Saturday’s ceremony included the recorded address of President John F. Kennedy, who, on April 21, 1962, opened the fair over the telephone.
In the recording, Kennedy said the accomplishments and inventions at the fair are “a bridge that carry us confidently toward the 21st century,” and he hoped the future would mean a “happy and peaceful world.”
From the stage at the ceremony, former Center manager Dave Hughbanks, who in 1962 worked in the city’s special-events office, recalled handling Kennedy’s call, making small talk with the president and mistakenly thinking he was talking to an aide until Kennedy finally asked him if it wasn’t time for him to speak.
Hughbanks also showed the audience where the former IBM and Standard Oil pavilions once stood.
And he pointed out where the Princess Phone — the first phone to be designed from a marketing rather than a utilitarian purpose — “was rolled out right over there.”
It was all amazing to Jerry Skilton, 54, who sported a Space Needle model on top of his cap as he waited for the Seattle Men’s Chorus to perform.
Skilton fondly recalled visits to the fair, remembers the Bubbleator rising out of water from a circle of lights, an ethereal voice advising visitors to “step to the rear of the sphere” as they entered.
Maria Salina remembered her father’s Argentina Restaurant, where the aroma of barbecue meat from an open pit drifted onto the grounds. Diners ranged from Walt Disney celebrities to Dizzy Gillespie.
Whether it was Saturday or 50 years ago, visitors were basking in sunshine by the spray of the International Fountain as computer-generated music played.

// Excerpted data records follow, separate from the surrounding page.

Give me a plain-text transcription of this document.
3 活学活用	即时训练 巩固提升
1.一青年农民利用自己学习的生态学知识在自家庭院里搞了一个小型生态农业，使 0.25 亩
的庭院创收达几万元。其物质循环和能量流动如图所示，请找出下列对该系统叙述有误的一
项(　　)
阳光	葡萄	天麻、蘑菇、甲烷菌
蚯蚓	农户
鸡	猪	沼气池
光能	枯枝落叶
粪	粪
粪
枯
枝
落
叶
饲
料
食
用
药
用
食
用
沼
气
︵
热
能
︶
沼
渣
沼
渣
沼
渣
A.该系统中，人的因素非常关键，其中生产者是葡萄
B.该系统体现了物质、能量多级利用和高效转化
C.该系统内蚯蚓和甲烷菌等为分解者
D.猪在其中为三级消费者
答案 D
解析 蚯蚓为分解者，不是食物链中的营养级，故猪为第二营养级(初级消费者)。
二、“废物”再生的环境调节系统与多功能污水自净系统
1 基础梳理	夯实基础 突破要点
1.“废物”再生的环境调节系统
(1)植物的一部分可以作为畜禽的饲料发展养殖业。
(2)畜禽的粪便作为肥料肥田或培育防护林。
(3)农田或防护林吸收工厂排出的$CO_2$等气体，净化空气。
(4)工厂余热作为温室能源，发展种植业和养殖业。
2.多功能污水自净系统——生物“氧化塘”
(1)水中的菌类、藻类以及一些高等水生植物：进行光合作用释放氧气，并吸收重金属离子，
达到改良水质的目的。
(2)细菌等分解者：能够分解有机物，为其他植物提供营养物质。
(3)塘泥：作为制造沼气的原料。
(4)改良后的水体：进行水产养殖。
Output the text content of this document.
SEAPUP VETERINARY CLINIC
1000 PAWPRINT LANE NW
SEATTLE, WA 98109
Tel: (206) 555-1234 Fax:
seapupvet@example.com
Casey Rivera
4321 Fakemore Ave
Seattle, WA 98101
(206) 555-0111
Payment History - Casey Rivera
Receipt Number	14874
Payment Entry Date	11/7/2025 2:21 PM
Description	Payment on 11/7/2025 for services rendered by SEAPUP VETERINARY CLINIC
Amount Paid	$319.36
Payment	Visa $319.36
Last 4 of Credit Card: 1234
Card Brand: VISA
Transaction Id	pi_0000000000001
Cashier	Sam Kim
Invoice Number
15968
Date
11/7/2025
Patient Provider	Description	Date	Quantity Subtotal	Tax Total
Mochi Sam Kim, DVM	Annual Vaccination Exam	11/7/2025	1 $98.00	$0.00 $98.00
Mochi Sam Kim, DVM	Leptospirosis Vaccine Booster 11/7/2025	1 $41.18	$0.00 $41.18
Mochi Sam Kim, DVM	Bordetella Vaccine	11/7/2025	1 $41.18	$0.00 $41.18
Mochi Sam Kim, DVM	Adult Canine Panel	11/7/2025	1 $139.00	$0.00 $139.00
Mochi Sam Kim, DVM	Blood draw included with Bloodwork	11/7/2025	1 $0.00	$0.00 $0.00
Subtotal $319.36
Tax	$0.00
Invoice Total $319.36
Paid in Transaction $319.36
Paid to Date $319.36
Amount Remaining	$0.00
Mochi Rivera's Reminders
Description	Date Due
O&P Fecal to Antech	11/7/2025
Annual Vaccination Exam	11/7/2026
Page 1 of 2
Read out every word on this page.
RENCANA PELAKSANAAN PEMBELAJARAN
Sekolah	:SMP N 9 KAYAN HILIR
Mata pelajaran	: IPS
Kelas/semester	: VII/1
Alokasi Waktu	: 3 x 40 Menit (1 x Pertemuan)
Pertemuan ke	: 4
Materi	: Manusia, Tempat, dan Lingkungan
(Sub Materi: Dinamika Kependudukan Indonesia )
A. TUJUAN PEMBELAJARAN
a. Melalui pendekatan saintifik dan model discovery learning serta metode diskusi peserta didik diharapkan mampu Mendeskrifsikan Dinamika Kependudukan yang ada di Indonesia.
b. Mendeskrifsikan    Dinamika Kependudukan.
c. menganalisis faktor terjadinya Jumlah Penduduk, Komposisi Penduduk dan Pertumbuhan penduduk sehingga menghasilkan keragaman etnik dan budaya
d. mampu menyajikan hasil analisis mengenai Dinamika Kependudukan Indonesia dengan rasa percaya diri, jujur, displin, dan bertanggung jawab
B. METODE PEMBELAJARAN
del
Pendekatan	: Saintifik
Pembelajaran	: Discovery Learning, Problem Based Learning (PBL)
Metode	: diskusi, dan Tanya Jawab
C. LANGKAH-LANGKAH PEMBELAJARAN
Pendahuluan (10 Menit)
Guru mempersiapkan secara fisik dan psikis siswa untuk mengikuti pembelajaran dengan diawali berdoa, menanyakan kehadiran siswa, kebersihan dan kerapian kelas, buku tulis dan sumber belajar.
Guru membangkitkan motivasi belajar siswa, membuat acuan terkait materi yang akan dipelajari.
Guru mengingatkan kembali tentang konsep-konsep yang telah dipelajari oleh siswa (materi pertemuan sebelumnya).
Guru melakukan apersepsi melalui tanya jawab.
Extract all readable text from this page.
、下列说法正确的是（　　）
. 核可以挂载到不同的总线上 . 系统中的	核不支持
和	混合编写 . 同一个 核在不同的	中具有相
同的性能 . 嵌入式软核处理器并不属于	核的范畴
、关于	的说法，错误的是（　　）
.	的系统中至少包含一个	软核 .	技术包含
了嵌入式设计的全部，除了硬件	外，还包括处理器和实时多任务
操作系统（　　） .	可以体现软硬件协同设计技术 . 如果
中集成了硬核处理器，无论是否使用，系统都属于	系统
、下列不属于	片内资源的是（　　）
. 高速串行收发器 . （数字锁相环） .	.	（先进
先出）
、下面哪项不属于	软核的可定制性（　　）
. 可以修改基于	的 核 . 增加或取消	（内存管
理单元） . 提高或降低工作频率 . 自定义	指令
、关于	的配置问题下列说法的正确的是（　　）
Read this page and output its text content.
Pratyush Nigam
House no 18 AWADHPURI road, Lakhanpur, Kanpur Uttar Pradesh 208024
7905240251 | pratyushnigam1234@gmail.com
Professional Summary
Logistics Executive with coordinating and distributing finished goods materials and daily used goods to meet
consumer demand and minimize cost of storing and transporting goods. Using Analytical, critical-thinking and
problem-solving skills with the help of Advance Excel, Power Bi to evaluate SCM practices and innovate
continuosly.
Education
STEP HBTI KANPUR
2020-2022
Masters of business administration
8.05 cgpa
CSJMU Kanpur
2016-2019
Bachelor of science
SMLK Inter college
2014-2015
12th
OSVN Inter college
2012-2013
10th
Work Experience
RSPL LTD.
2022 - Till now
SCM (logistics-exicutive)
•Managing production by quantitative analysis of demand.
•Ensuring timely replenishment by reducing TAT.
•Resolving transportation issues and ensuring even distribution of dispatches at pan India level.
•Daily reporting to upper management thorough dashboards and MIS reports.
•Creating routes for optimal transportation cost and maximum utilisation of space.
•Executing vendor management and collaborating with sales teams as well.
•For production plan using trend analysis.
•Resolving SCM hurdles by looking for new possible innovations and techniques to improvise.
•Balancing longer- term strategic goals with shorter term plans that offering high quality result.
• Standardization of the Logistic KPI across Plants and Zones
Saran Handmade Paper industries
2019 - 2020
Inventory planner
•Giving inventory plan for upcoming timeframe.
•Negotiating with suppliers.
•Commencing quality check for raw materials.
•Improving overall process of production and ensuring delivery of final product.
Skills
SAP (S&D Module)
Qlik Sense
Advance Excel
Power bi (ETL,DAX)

Tall and statuesque as the Needle itself, Karen Choyce, who was 2 years old when the fair opened, glided around the grounds, clutching a Space Needle replica and wearing a hat with a Space Needle on top. She attracted a throng of photographers.
“If the Statue of Liberty and the Space Needle had a child, it would be me,” she said.
Choyce said she had dressed for the occasion like she would dress for the party of an old friend.
“This is the place we’ve come to all our lives.”